MNet’s success drove most of the group’s revenue growth before Roux moved internally in 1997 to set up the company’s internet service provider, MWeb South Africa.

Initially, Naspers tried to replicate the MWeb model in other countries using expatriate workers before changing its strategy to look at communications and social networking companies run by locals.

As Roux told Daily Maverick: “The biggest lesson we learned is that you don’t invest in a product or an income statement. You invest in a local team. Now we find the best local teams we can get, people we can trust, and then do everything we can to support them.”

The greatest examples of this approach are Tencent and Mail.ru, in which Naspers has yet to sell a share during or after their flotations but instead reaps dividends – about $60m this year from Tencent and $230m from Mail.ru.

Naspers facilitates lessons to be shared by the entrepreneurs working in its myriad holdings around the world with regular meetings where it pays for accommodation and picks up the bar bill.

Those that knew Roux describe him as having the “attention span of a mosquito, and he was sometimes insufferably arrogant” but as “an amazing team-builder”, motivator of people and true believer in the transformative power of the internet.

Though Roux led Naspers occasionally into trying to apply models in underdeveloped regions, such as the use of Tencent’s QQ instant messaging service in South Africa, being prepared to risk a failure has helped it expand the services offered in a textbook example of reverse innovation.

As Roux’s email signature reportedly said: “Only if there is a large problem is there a large opportunity.”

In a remembrance website for Roux, a host of colleagues and friends described Roux fondly.
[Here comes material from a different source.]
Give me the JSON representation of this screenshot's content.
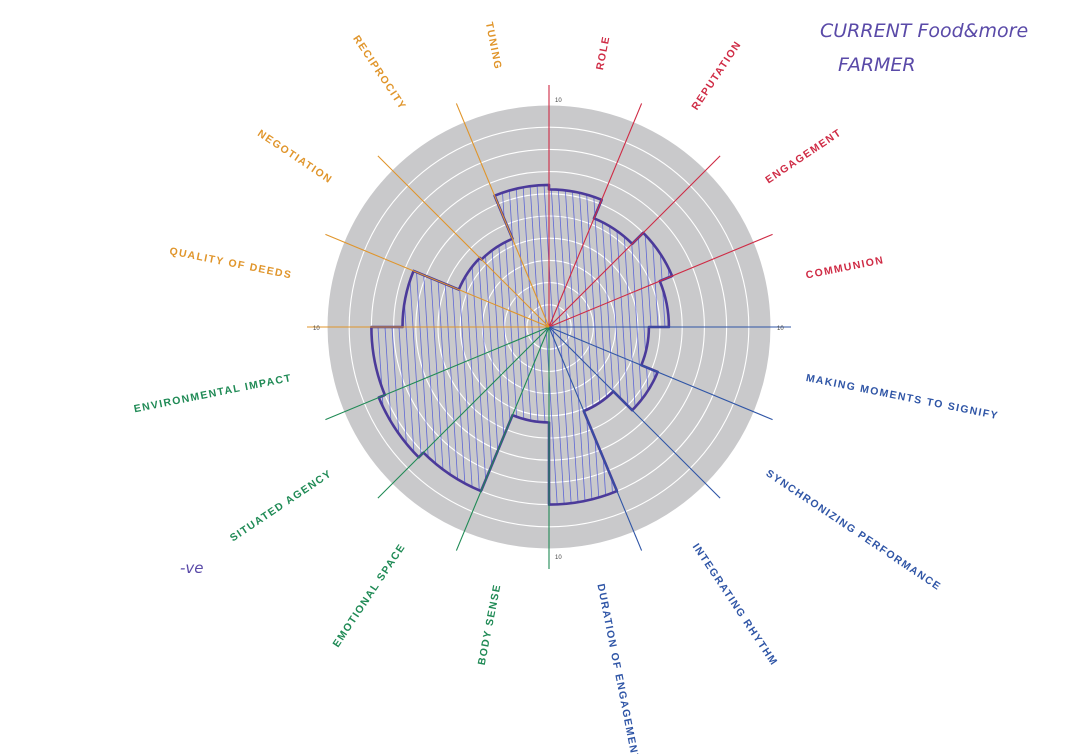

Jacques van Niekerk said: “In the years I worked for Antonie I learned to value his keen insight into people and his knowledge of the industry.

“I admired his intolerance of nonsense and his warmth to others. One always knew where one stood with him – he was true of heart and mind. It was a privilege to have known him as a great boss and an exceptional person.”

John Lo, chief financialofficerof Tencent, said: “I miss Antonie and will always remember his committed, passionate and energetic character.”

Roux is survived by his wife, Sonja, and three children. He died following surgery, having been reportedly diagnosed with pancreatic cancer.